Spark 2.0 takes an all-in-one approach to big data
Apache Spark, the in-memory processing system that’s fast become a centerpiece of modern big data frameworks, has officially released its long-awaited version 2.0.
Aside from some major usability and performance improvements, Spark 2.0’s mission is to become a total solution for streaming and real-time data. This comes as a number of other projects — including others from the Apache Foundation — provide their own ways to boost real-time and in-memory processing.
Easier on top, faster underneath
Most of Spark 2.0’s big changes have been known well in advance, which has made them even more hotly anticipated.
One of the largest and most technologically ambitious additions is Project Tungsten, a reworking of Spark’s treatment for memory and code generation. Pieces of Project Tungsten have showed up in earlier releases, but 2.0 adds more, such as applying Tungsten’s memory management to both caching and runtime execution.
For users, these changes, plus a great many other under-the-hood improvements, provide across-the-board performance gains. Spark’s developers claim a two-to-tenfold increase in speed for common DataFrames and SQL operations, thanks to a new code generation system. Window functions, used for tasks like moving averages in data, have been reimplemented natively for further speed-ups.
Spark 2.0 also brings a major shift in programming APIs. DataFrames and Datasets, previously two different ways of accessing structured data, are now the same under the hood; DataFrames are now “just a type alias for Dataset of Row,” per Spark’s release notes. R language users can also now write a small range of user-defined functions and leverage better support for existing Spark features.
These changes make Spark more powerful without unnecessary complexity, since Spark’s straightforward APIs are one of its biggest attractions.
Spark has streaming — and company
Spark has been refining its metaphors for streamed and real-time data as well, and Structured Streaming makes its proper debut in 2.0. It repurposes Spark’s existing DataFrame/Dataset API to connect with streaming data sources like Kafka 0.10, so such data can be processed live.
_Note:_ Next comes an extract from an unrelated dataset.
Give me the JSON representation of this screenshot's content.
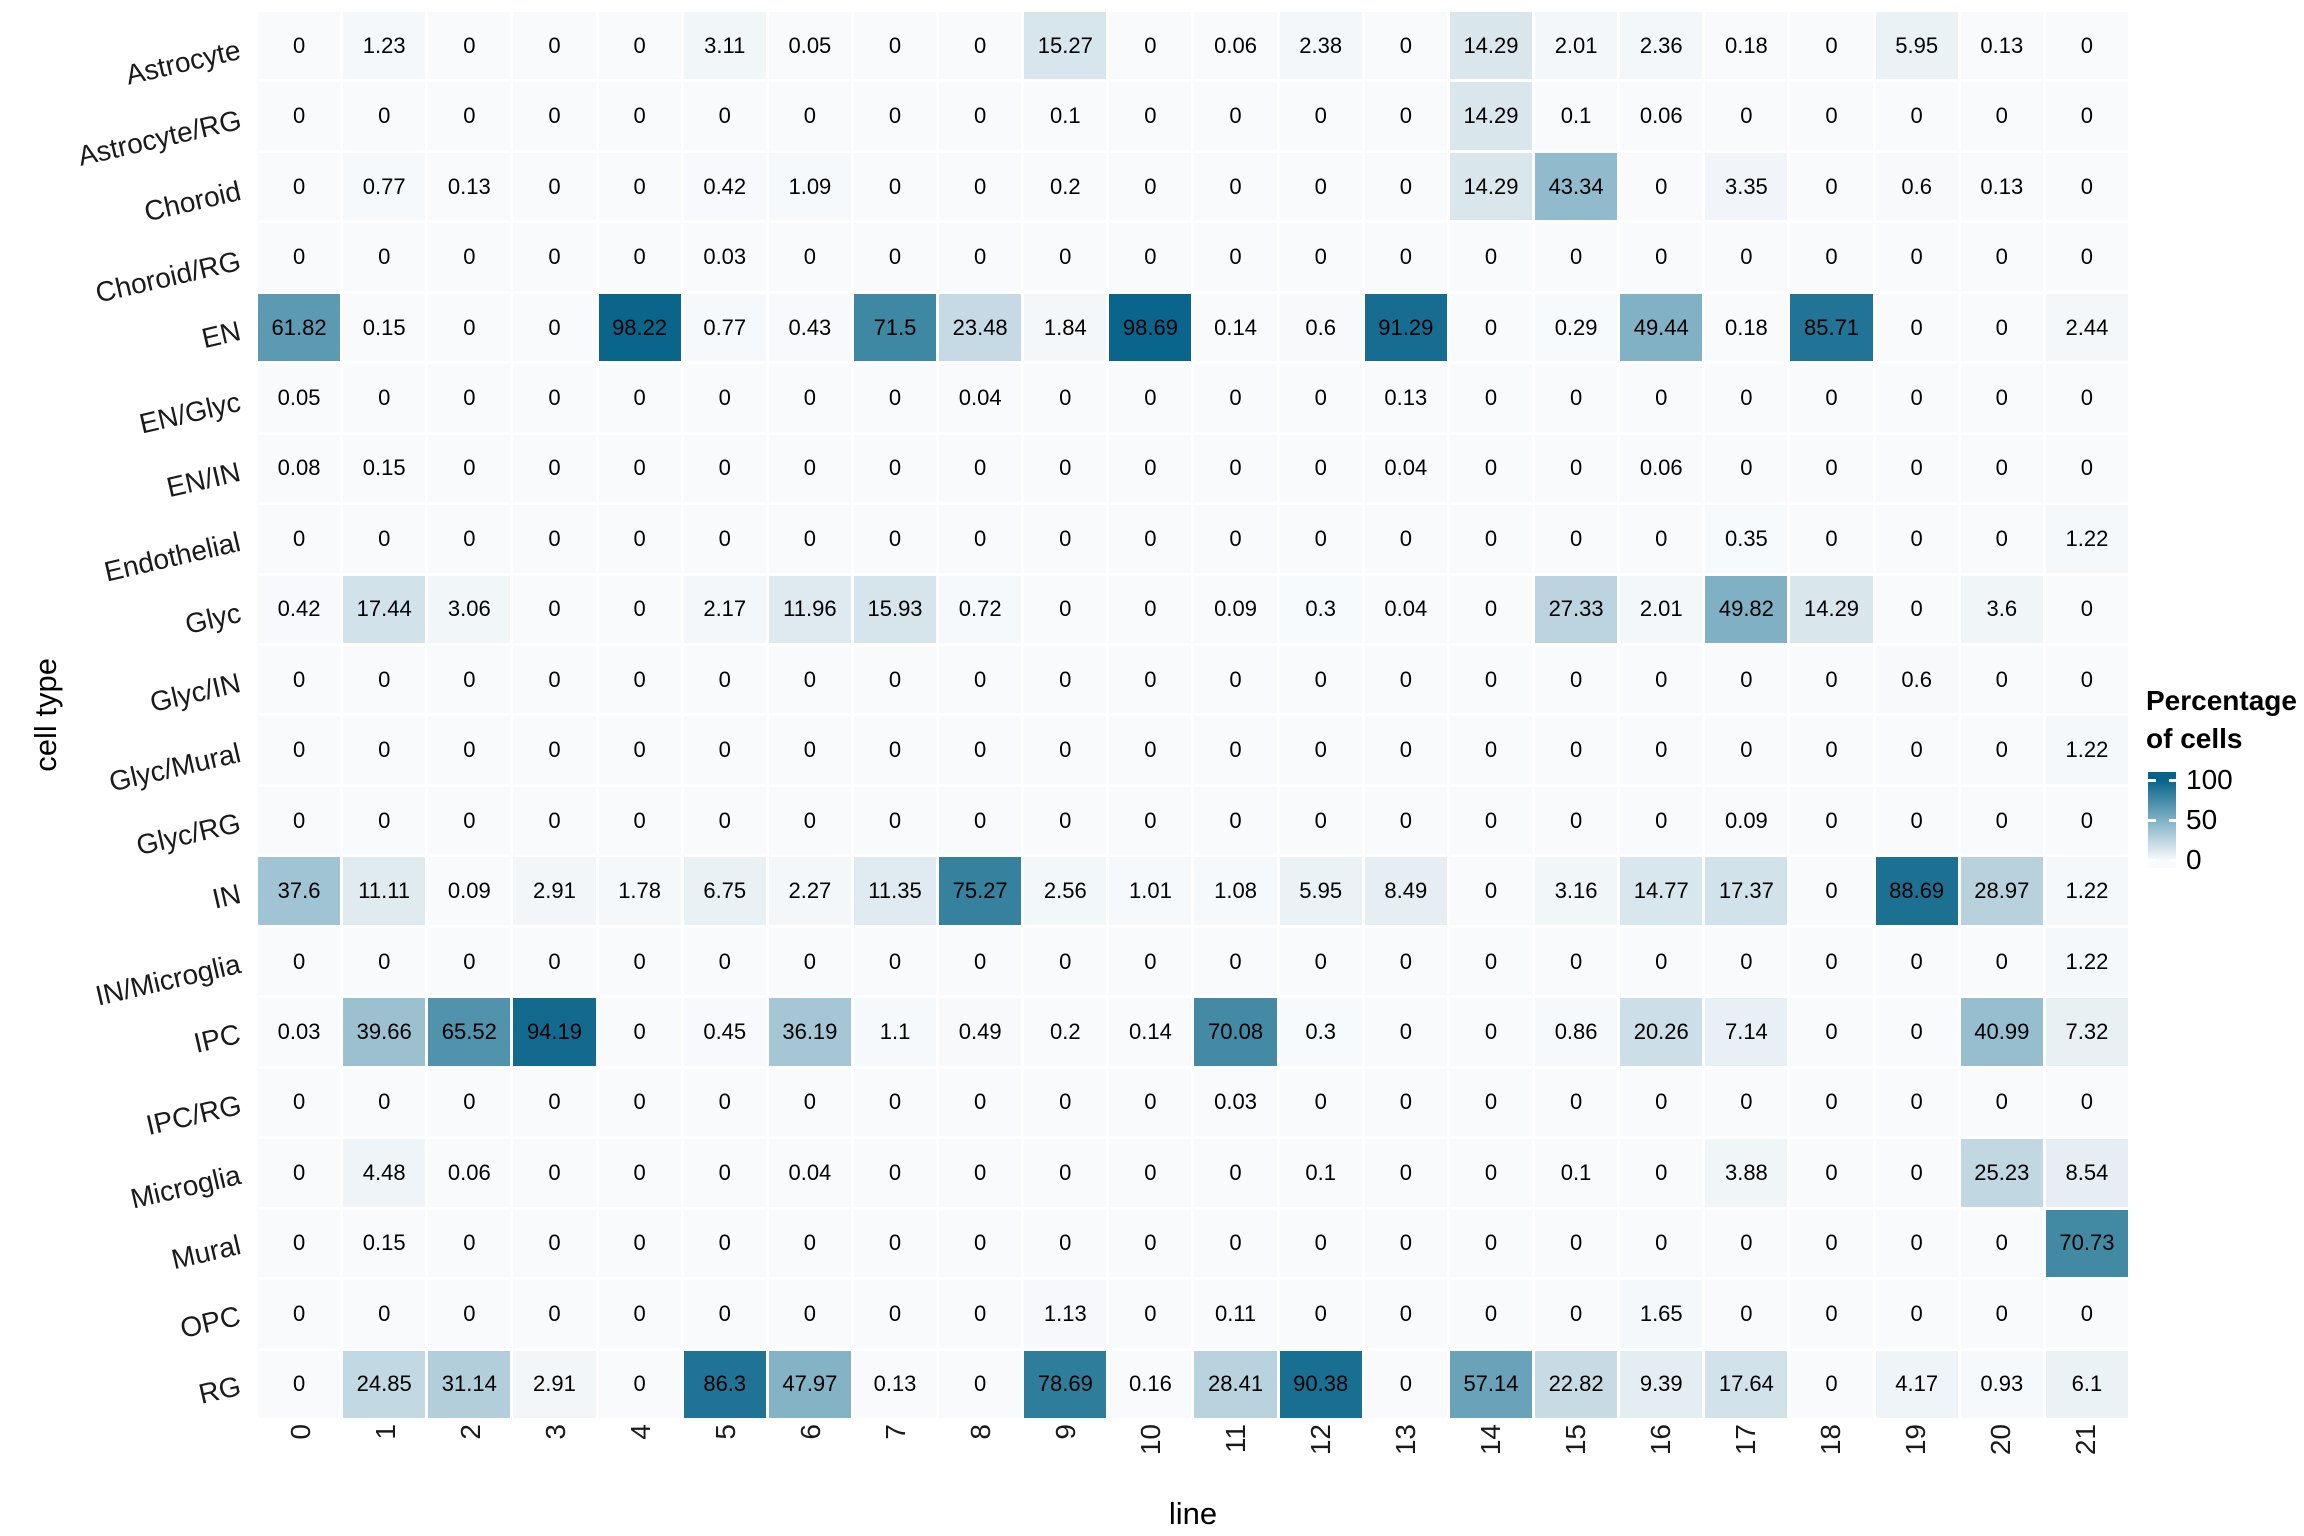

Streaming has long been considered one of Spark’s weaker features because it’s harder to debug and keep running than it is to get set up. But it’s emerged as a contender to another major streaming-data solution, Apache Storm, in big part because Spark’s much easier to use overall.
With version 2.0, Spark is making a bid to be an all-in-one processing framework accessed by a few overarching APIs. But in the run-up to Spark 2.0, other projects have emerged with their own conceits for how to approach streaming and batch processing — Twitter’s Heron, Apache Apex, and Apache Flink, to name a few.
All these projects have their advantages. Heron reuses Apache Storm’s metaphors for streaming to make it easier for Storm users to get on board. Apex is even easier than Spark to work with, especially when it comes to fault tolerance or event ordering. And Flink uses a native streaming model rather than a retrofitted version of Spark’s existing data model.
Still, Spark has managed to establish itself solidly over the past couple of years as an ingredient in third-party software products (SnappyData, Splice Machine) and cloud-native data systems (IBM and more). Spark 2.0 is set on making that legacy harder to displace.